When an AD FS server receives a request from an OAuth client to redeem an OAuth authorization code, it performs the following operations before determining whether to look up the authorization code on another AD FS server in its AD FS farm:

  • It extracts the issuerGuid and the artifactId from the given authorization code. The format of the authorization code is defined in section 2.2.4.1:

  • If the issuerGuid is null or empty or corresponds to its own machine GUID, the AD FS server does not invoke the ADFSOAL Protocol. This means that the received OAuth authorization code was originally issued by the AD FS server itself and therefore there is no need to look up the artifact identifier on another AD FS server.

  • If the issuerGuid does not match the above criteria, the AD FS server queries Active Directory (for the attributes defined in section 2.3) to find the computer account whose objectGUID matches the value of the issuerGuid that was extracted from the received OAuth authorization code.

    • If a corresponding computer account was found in Active Directory, the following steps are taken.

      1. The AD FS server implementing the client role of the ADFSOAL Protocol, that is, the AD FS server that received the token request from the OAuth client, determines the dnsHostName from the AD computer object (section 2.3). This is the AD FS server that originally issued the OAuth authorization code.

      2. The AD FS server implementing the client role of the ADFSOAL Protocol then issues an HTTP GET request to the AD FS server identified in step 1 using the protocol described by this document in order to look up the artifact identifier (artifactId) and retrieve a corresponding artifact.

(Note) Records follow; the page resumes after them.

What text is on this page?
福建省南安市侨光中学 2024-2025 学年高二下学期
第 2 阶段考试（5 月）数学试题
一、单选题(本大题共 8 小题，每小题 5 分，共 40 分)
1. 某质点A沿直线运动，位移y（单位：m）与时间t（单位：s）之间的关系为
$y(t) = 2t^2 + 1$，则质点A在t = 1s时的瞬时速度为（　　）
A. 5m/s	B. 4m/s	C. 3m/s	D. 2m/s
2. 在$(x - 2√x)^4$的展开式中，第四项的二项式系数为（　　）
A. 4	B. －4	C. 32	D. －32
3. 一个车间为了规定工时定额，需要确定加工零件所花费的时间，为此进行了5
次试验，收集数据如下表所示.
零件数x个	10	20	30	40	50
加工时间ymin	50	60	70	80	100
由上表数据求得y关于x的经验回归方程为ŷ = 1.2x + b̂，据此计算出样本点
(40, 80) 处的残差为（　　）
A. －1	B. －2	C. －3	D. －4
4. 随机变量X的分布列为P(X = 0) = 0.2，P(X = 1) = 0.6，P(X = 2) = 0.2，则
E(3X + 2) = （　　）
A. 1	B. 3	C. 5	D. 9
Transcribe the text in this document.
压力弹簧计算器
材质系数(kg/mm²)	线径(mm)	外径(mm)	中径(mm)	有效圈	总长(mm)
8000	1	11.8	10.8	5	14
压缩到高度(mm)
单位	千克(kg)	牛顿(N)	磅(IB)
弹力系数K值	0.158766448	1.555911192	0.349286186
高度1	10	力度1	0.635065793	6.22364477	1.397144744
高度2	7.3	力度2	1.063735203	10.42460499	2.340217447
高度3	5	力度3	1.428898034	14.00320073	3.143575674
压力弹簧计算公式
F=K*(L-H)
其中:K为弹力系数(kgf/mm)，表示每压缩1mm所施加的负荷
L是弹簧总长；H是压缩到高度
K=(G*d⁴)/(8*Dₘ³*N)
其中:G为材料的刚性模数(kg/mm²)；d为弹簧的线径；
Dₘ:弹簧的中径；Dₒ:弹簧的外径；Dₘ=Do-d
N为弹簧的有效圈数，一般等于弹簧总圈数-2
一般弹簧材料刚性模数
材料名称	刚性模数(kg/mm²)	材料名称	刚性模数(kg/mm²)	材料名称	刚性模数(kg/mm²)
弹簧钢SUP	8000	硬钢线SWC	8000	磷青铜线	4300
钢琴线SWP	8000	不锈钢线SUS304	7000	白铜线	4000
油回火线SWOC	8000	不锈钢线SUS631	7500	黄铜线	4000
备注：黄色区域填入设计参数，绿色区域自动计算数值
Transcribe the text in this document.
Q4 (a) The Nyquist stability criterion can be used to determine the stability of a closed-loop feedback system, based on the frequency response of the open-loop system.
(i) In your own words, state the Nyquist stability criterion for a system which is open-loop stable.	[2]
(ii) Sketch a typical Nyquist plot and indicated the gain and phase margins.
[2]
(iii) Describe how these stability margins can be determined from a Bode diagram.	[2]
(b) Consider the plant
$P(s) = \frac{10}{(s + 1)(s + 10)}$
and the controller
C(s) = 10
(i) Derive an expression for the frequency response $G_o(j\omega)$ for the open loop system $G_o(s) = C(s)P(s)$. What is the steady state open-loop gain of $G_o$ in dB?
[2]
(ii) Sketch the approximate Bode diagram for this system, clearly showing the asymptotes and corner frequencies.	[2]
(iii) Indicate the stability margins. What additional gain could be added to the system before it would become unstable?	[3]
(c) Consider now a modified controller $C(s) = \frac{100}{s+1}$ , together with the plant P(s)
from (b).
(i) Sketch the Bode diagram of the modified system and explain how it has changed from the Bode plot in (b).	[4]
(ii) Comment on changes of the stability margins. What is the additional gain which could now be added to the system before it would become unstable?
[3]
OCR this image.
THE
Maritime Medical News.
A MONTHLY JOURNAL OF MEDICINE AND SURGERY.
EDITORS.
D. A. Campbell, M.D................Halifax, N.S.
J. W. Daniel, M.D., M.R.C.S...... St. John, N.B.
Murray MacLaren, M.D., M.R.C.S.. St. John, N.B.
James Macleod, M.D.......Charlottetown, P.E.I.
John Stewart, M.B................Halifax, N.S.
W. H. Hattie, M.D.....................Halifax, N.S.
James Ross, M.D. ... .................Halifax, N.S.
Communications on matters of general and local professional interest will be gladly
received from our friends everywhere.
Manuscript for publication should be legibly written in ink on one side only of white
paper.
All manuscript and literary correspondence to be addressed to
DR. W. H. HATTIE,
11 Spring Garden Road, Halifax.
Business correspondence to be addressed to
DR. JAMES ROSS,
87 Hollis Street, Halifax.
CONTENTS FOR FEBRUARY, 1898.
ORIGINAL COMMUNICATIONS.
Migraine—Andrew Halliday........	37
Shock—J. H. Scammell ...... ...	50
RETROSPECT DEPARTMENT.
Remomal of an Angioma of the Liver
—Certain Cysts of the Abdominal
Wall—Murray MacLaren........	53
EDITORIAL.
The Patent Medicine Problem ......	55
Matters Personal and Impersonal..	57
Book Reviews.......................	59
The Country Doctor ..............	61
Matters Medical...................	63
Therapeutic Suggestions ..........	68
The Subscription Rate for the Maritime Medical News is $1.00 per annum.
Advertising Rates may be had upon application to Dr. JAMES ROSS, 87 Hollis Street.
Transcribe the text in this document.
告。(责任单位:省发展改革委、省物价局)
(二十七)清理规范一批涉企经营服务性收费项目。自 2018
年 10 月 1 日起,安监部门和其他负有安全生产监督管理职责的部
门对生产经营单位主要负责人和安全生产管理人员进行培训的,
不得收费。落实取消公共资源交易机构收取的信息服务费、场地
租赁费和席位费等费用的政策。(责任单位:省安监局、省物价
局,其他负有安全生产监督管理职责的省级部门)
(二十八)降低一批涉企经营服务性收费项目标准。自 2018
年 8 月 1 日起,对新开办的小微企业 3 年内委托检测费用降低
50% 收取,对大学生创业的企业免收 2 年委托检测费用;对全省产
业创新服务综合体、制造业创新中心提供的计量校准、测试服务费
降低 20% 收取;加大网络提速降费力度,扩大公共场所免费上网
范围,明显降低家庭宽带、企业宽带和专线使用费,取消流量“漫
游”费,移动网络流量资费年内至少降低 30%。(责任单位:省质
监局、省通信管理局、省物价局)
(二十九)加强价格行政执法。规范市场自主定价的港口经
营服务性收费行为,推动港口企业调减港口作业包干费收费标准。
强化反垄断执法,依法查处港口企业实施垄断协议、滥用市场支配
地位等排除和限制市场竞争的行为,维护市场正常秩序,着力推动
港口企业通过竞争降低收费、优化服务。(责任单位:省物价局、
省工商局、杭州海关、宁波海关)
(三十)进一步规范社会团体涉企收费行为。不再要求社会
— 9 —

If the server was able to complete the lookup operation successfully, an artifact object is returned in the HTTP GET response. The format of the artifact returned in the HTTP GET response is documented in section 2.2.4.2 of this document.

      3. The contents of the data field (section 2.2.4.2) in the artifact received in the HTTP GET response from the AD FS server implementing the server role of the ADFSOAL Protocol is then returned to the OAuth client in accordance with the requirements of [RFC6749] section 5.1 (Successful Response).

    • If a corresponding computer account was not found in Active Directory, the AD FS server that received the token request from the OAuth client responds to the OAuth client with an invalid_grant error as specified in [RFC6749] section 5.2 (Error Response).